Soyons objectif, le courant politique républicain est aujourd’hui à l’étiage dans l’institution. Il faut donc presque tout reconstruire en commençant par la base, c’est-à-dire par la simple expression d’une position politique.
La première tâche est donc tout simplement de prendre la parole… ce qui est aujourd’hui l’exception. Les policiers républicains doivent s’exprimer haut et fort pour se rassembler demain. Ils constateront vite qu’ils ne sont pas si isolés dans les commissariats ! Certes, l’hégémonie idéologique est à droite, voire à l’extrême-droite, parfois inconsciemment, dans certains services et même, plus grave encore, chez bon nombre de permanents syndicaux.
Mais beaucoup de fonctionnaires ont désapprouvé la répression « à tout va », en particulier lors du « mouvement des retraites » fin 2019. Et l’affrontement de rue avec les pompiers a fait réfléchir nombre de policiers qui n’ont pas que les primes de maintien de l’ordre comme seul horizon professionnel.

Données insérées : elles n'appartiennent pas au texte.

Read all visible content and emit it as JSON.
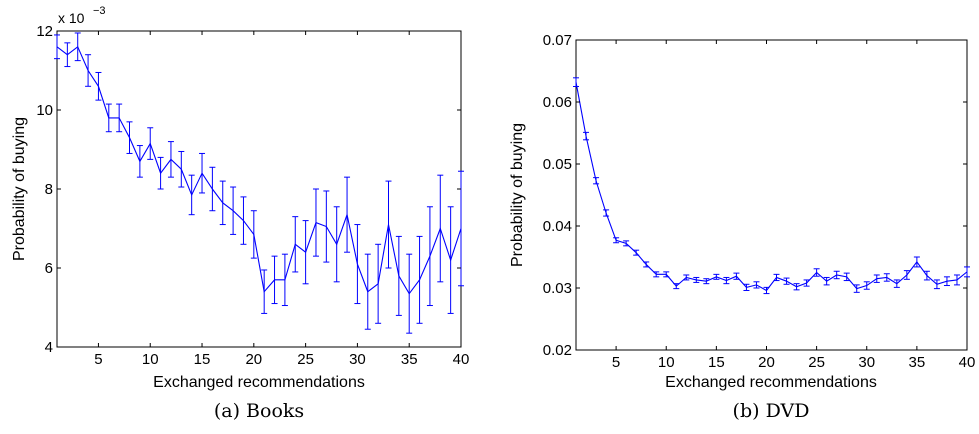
{
  "chart_data": [
    {
      "type": "line",
      "caption": "(a) Books",
      "xlabel": "Exchanged recommendations",
      "ylabel": "Probability of buying",
      "y_exponent_label": "x 10",
      "y_exponent_power": "−3",
      "xlim": [
        1,
        40
      ],
      "ylim": [
        4,
        12
      ],
      "xticks": [
        5,
        10,
        15,
        20,
        25,
        30,
        35,
        40
      ],
      "yticks": [
        4,
        6,
        8,
        10,
        12
      ],
      "grid": false,
      "color": "#0000ff",
      "series": [
        {
          "x": [
            1,
            2,
            3,
            4,
            5,
            6,
            7,
            8,
            9,
            10,
            11,
            12,
            13,
            14,
            15,
            16,
            17,
            18,
            19,
            20,
            21,
            22,
            23,
            24,
            25,
            26,
            27,
            28,
            29,
            30,
            31,
            32,
            33,
            34,
            35,
            36,
            37,
            38,
            39,
            40
          ],
          "y": [
            11.6,
            11.4,
            11.6,
            11.0,
            10.6,
            9.8,
            9.8,
            9.3,
            8.7,
            9.15,
            8.4,
            8.75,
            8.5,
            7.85,
            8.4,
            8.0,
            7.65,
            7.45,
            7.2,
            6.85,
            5.4,
            5.7,
            5.7,
            6.6,
            6.4,
            7.15,
            7.05,
            6.6,
            7.35,
            6.1,
            5.4,
            5.6,
            7.1,
            5.8,
            5.35,
            5.7,
            6.3,
            7.0,
            6.2,
            7.0
          ],
          "error": [
            0.3,
            0.3,
            0.35,
            0.4,
            0.35,
            0.35,
            0.35,
            0.4,
            0.4,
            0.4,
            0.4,
            0.45,
            0.45,
            0.5,
            0.5,
            0.55,
            0.55,
            0.6,
            0.6,
            0.6,
            0.55,
            0.6,
            0.65,
            0.7,
            0.8,
            0.85,
            0.9,
            0.95,
            0.95,
            1.0,
            0.95,
            1.0,
            1.1,
            1.0,
            1.0,
            1.1,
            1.25,
            1.35,
            1.35,
            1.45
          ]
        }
      ]
    },
    {
      "type": "line",
      "caption": "(b) DVD",
      "xlabel": "Exchanged recommendations",
      "ylabel": "Probability of buying",
      "xlim": [
        1,
        40
      ],
      "ylim": [
        0.02,
        0.07
      ],
      "xticks": [
        5,
        10,
        15,
        20,
        25,
        30,
        35,
        40
      ],
      "yticks": [
        0.02,
        0.03,
        0.04,
        0.05,
        0.06,
        0.07
      ],
      "ytick_labels": [
        "0.02",
        "0.03",
        "0.04",
        "0.05",
        "0.06",
        "0.07"
      ],
      "grid": false,
      "color": "#0000ff",
      "series": [
        {
          "x": [
            1,
            2,
            3,
            4,
            5,
            6,
            7,
            8,
            9,
            10,
            11,
            12,
            13,
            14,
            15,
            16,
            17,
            18,
            19,
            20,
            21,
            22,
            23,
            24,
            25,
            26,
            27,
            28,
            29,
            30,
            31,
            32,
            33,
            34,
            35,
            36,
            37,
            38,
            39,
            40
          ],
          "y": [
            0.0632,
            0.0545,
            0.0473,
            0.0421,
            0.0377,
            0.0372,
            0.0357,
            0.0338,
            0.0322,
            0.0322,
            0.0303,
            0.0317,
            0.0313,
            0.0311,
            0.0318,
            0.0312,
            0.0319,
            0.0301,
            0.0305,
            0.0296,
            0.0317,
            0.0311,
            0.0302,
            0.0308,
            0.0325,
            0.0311,
            0.0321,
            0.0318,
            0.0299,
            0.0304,
            0.0315,
            0.0317,
            0.0307,
            0.0321,
            0.0342,
            0.032,
            0.0306,
            0.0311,
            0.0313,
            0.0326
          ],
          "error": [
            0.0007,
            0.0006,
            0.0005,
            0.0005,
            0.0004,
            0.0004,
            0.0004,
            0.0004,
            0.0004,
            0.0004,
            0.0004,
            0.0004,
            0.0004,
            0.0004,
            0.0004,
            0.0005,
            0.0005,
            0.0005,
            0.0005,
            0.0005,
            0.0005,
            0.0005,
            0.0005,
            0.0005,
            0.0006,
            0.0006,
            0.0006,
            0.0006,
            0.0006,
            0.0006,
            0.0006,
            0.0006,
            0.0006,
            0.0007,
            0.0008,
            0.0007,
            0.0007,
            0.0007,
            0.0008,
            0.0008
          ]
        }
      ]
    }
  ]
}
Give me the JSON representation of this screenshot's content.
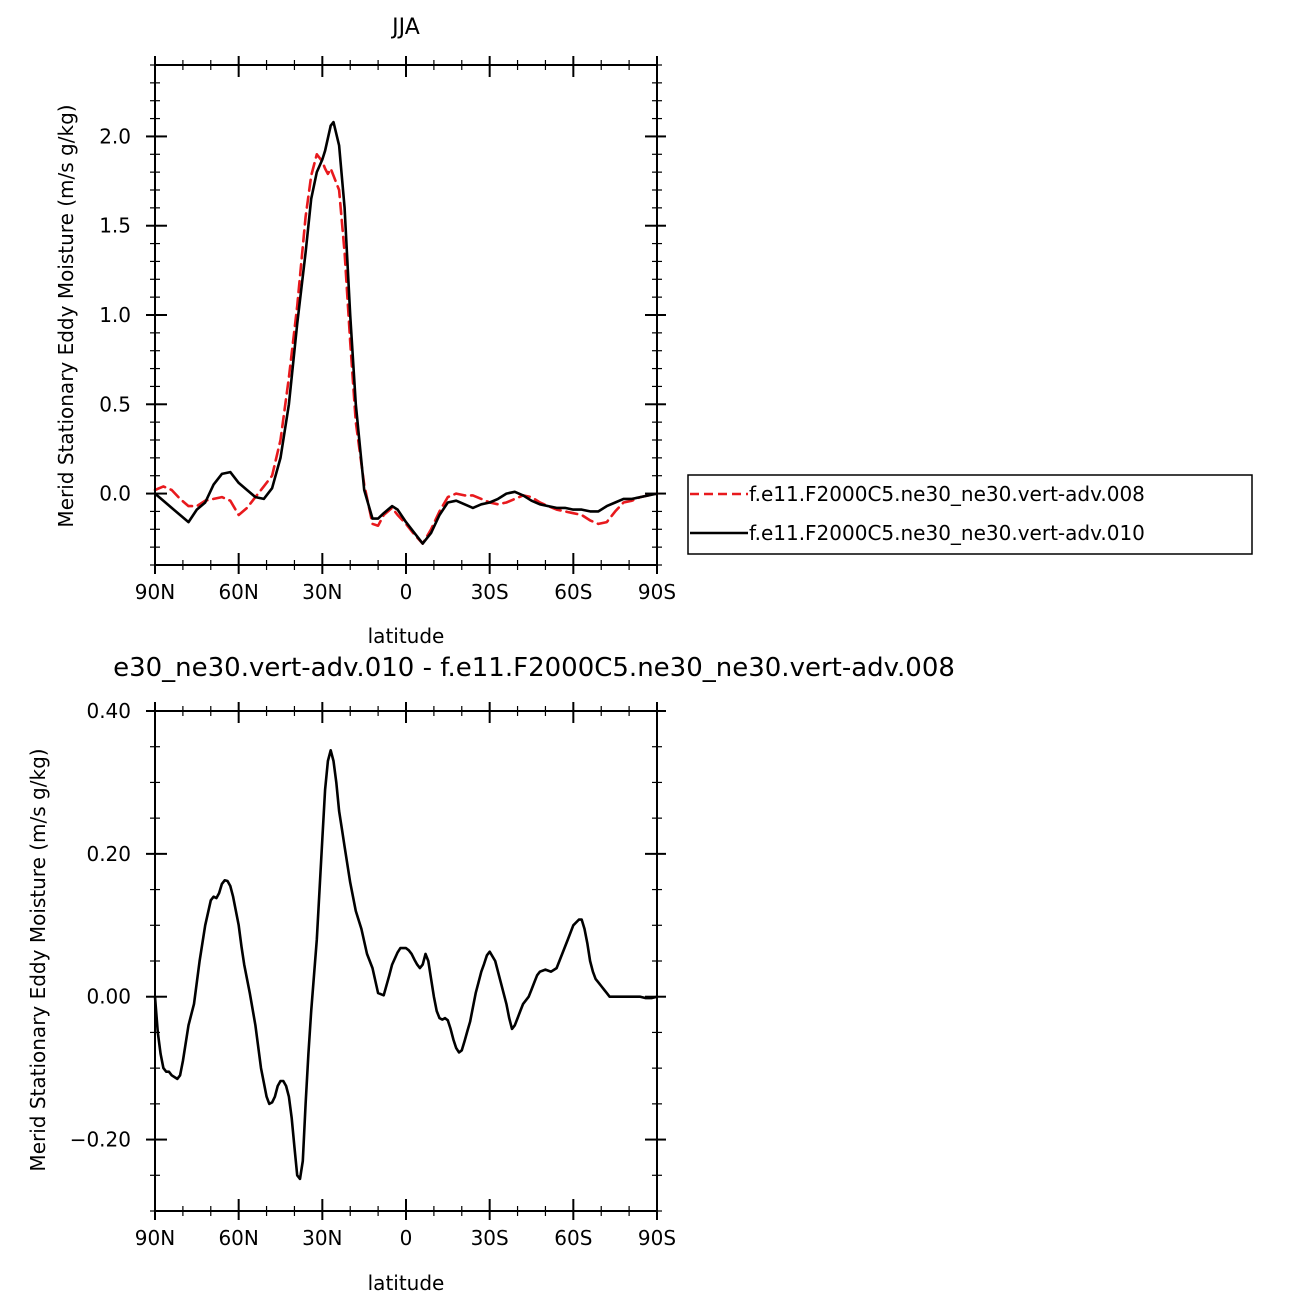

Le grand succès de notre première tribune de PRC largement diffusée sur les réseaux sociaux et le JDD à ce moment là, l’appel à une refondation républicaine au sein de la Police diffusé en décembre 2018 dans l’hebdomadaire « Marianne » ont démontré que la résistance existait et était en train de s’organiser.
Oui, l’Histoire éternue et il y a des points communs entre la situation d’aujourd’hui et celle des années 50 avec la guerre d’Algérie. Il faut garder à l’esprit que, lors de situations de crise, les rapports de force peuvent également s’inverser très vite.
Rien n’est perdu à partir du moment où le courage de prendre position pour le mouvement social, comme viennent de le faire encore récemment PRC et le SNUIPN (nouveau syndicat de la FSU intérieur) existera chez les policiers.
Car, d’un point de vue objectif, toutes les conditions sont réunies pour connaître demain un nouveau « moment républicain » dans cette institution.
Voilà quelle est notre ambition
PRC n’est pas un syndicat et réfute toute polémique syndicale en son sein. Nous tentons d’éclairer au mieux les organisations syndicales et les jeunes militants sur le chemin à suivre. Nous faisons tout et ferons tout, comme le fit toujours le SGP dans don Histoire qui honore notre profession pour faire barrage à la peste brune, au racisme et au fascisme au sein de notre Institution.
A ce titre, nous prendrons les dispositions et les initiatives qui s’imposent. Nous louerons et partagerons toutes les prises de position ou manifestations républicaines, comme nous dénoncerons avec rigueur toute forme de déviance indigne du sacrifice de nos anciens.